Mi illudo di guardare il cinema con gli occhi del medico, un misto di curiosità scientifica e agnosticismo professionale, mi accorgo invece di farlo con gli occhi di un tossico, un misto di avidità e disperazione, perché ho bisogno di quelle immagini, sempre di più.

Penso che il cinema che amo sia quello che inquieta e disturba, credo di averlo identificato pertanto navigo tra i generi e le nazioni con l’istinto di un ramponiere, mi tengo alla larga però dal cinema del dolore, dall’esibizione della caducità umana, specie se relata all’infanzia, o alla vecchiezza che è lo stesso.

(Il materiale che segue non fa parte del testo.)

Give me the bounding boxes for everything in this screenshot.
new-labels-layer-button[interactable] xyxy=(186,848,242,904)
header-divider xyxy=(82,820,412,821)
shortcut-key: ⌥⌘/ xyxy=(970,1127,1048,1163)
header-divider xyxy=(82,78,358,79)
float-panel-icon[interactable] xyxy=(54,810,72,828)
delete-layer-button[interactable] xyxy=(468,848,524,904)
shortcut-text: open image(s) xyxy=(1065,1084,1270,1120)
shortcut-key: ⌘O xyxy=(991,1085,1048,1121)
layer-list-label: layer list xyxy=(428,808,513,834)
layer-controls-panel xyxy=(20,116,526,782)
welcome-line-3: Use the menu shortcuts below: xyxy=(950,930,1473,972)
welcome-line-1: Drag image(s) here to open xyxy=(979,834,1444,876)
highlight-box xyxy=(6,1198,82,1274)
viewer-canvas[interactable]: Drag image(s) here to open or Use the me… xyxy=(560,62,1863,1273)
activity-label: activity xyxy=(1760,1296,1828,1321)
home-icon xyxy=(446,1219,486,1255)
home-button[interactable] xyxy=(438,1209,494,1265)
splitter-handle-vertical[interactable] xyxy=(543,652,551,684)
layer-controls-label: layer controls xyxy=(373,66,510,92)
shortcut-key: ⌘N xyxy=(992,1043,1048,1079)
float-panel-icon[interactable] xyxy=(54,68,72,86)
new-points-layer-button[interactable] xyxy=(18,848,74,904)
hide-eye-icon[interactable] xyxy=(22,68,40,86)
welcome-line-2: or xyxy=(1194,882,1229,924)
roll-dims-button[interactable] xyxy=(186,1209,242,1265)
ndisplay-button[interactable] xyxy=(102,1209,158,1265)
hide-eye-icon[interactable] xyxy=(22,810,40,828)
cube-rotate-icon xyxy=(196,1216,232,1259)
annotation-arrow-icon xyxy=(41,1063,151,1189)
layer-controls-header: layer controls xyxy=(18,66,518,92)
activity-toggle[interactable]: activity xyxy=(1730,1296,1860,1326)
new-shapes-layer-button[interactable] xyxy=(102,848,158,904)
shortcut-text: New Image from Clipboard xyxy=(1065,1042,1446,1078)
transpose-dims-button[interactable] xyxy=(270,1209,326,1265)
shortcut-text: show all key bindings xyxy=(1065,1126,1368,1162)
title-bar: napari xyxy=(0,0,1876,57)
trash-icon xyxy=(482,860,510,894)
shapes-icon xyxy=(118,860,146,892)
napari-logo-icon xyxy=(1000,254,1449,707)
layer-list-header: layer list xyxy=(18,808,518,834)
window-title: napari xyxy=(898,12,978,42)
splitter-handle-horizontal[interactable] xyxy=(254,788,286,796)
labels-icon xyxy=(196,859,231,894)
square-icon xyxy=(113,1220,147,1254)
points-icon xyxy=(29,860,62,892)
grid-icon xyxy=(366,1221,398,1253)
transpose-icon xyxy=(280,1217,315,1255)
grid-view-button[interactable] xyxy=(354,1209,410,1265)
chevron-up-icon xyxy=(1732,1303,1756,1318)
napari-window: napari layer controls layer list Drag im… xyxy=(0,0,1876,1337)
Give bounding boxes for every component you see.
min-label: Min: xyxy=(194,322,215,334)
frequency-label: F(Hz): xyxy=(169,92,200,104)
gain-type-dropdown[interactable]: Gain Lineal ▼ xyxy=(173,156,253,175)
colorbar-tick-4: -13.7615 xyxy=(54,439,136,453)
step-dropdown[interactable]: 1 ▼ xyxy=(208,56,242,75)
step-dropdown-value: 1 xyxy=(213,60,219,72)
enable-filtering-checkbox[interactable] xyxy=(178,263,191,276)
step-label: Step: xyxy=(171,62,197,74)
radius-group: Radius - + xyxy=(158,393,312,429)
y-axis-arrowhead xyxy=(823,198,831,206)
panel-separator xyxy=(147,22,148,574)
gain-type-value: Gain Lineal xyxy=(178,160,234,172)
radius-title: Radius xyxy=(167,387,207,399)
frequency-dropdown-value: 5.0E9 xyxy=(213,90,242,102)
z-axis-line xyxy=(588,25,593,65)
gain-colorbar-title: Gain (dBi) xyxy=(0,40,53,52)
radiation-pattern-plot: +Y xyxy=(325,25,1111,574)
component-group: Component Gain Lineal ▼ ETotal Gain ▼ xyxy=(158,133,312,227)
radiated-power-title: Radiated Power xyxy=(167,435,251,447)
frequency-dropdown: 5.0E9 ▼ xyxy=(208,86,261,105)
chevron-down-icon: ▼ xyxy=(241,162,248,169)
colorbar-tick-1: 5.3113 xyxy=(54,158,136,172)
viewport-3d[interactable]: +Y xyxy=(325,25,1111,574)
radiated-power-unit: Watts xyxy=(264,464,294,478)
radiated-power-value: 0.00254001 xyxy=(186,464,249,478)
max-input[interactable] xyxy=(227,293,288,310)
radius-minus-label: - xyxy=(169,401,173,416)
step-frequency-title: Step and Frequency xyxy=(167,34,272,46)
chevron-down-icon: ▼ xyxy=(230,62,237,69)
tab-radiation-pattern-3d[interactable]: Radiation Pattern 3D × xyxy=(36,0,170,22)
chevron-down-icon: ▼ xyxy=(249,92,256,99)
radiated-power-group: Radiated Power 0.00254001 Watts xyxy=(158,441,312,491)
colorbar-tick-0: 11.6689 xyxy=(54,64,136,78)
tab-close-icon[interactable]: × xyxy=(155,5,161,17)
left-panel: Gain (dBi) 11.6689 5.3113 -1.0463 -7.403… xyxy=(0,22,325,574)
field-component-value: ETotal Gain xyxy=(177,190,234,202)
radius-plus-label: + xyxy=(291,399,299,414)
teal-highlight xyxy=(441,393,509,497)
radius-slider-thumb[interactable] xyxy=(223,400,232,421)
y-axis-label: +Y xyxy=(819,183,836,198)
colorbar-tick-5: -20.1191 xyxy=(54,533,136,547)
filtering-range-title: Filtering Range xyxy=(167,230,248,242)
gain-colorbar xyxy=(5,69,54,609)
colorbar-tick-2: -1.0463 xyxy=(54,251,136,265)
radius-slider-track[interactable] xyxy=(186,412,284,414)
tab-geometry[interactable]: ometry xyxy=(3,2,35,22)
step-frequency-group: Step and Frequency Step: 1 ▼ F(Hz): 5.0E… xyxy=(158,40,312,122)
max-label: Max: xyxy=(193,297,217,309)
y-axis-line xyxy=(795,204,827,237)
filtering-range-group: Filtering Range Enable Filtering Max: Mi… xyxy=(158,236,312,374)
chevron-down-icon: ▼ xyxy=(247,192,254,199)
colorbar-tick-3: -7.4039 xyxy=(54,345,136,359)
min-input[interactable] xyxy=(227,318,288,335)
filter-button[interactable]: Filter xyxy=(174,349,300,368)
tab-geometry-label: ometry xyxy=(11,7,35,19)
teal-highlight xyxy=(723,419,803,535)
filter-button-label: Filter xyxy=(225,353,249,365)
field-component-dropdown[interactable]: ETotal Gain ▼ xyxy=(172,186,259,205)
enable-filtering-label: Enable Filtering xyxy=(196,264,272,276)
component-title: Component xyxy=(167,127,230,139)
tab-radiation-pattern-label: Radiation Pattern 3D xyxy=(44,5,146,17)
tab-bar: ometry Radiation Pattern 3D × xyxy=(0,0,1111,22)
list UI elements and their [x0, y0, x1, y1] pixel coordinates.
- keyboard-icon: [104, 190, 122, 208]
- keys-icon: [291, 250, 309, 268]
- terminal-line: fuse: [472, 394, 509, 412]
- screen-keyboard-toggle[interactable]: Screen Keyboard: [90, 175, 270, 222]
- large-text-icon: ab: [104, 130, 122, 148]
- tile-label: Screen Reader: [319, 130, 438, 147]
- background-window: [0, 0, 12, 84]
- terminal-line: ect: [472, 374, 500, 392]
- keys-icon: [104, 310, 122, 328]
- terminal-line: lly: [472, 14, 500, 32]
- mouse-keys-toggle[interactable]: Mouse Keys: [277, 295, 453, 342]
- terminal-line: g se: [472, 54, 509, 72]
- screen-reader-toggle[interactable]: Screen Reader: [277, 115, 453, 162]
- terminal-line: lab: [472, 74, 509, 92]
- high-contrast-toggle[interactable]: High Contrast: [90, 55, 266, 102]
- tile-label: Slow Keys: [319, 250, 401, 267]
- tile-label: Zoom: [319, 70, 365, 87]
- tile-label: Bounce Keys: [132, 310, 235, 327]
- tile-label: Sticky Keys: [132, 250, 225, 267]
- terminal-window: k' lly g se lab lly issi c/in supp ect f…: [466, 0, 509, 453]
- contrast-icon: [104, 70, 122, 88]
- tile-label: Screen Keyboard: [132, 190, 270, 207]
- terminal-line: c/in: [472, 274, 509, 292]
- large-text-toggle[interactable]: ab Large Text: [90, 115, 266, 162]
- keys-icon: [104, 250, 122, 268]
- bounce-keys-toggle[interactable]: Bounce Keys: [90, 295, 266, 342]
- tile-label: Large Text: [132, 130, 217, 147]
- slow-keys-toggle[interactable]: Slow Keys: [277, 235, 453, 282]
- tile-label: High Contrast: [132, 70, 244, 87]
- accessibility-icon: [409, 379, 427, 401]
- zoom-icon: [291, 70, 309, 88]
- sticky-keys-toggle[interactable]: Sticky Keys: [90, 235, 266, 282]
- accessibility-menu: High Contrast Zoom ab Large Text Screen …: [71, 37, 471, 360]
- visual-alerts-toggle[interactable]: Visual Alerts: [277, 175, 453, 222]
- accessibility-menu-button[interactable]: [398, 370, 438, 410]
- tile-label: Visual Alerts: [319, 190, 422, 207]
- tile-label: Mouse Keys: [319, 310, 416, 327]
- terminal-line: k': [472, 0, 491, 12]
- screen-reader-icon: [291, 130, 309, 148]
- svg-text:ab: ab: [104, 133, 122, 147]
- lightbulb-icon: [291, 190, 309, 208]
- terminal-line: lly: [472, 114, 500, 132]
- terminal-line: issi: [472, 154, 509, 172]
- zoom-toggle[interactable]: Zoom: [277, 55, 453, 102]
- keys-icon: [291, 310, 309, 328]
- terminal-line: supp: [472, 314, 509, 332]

Poi mi tocca, mi obbligo a guardare The Broken Circle Breakdown, Alabama Monroe, quel film belga pluripremiato incidentalmente sconfitto agli Oscar da La Grande Bellezza, che si unisce a Borgman e a La Cinquième Saison per dimostrare la vitalità di una cinematografia poco nota e esce anche in Italia. Allora vengo divorato dal dubbio di aver sbagliato tutto, forse è il dolore l’unico vero disturbante perturbante, mi ci immergo quindi senza rassicurazioni.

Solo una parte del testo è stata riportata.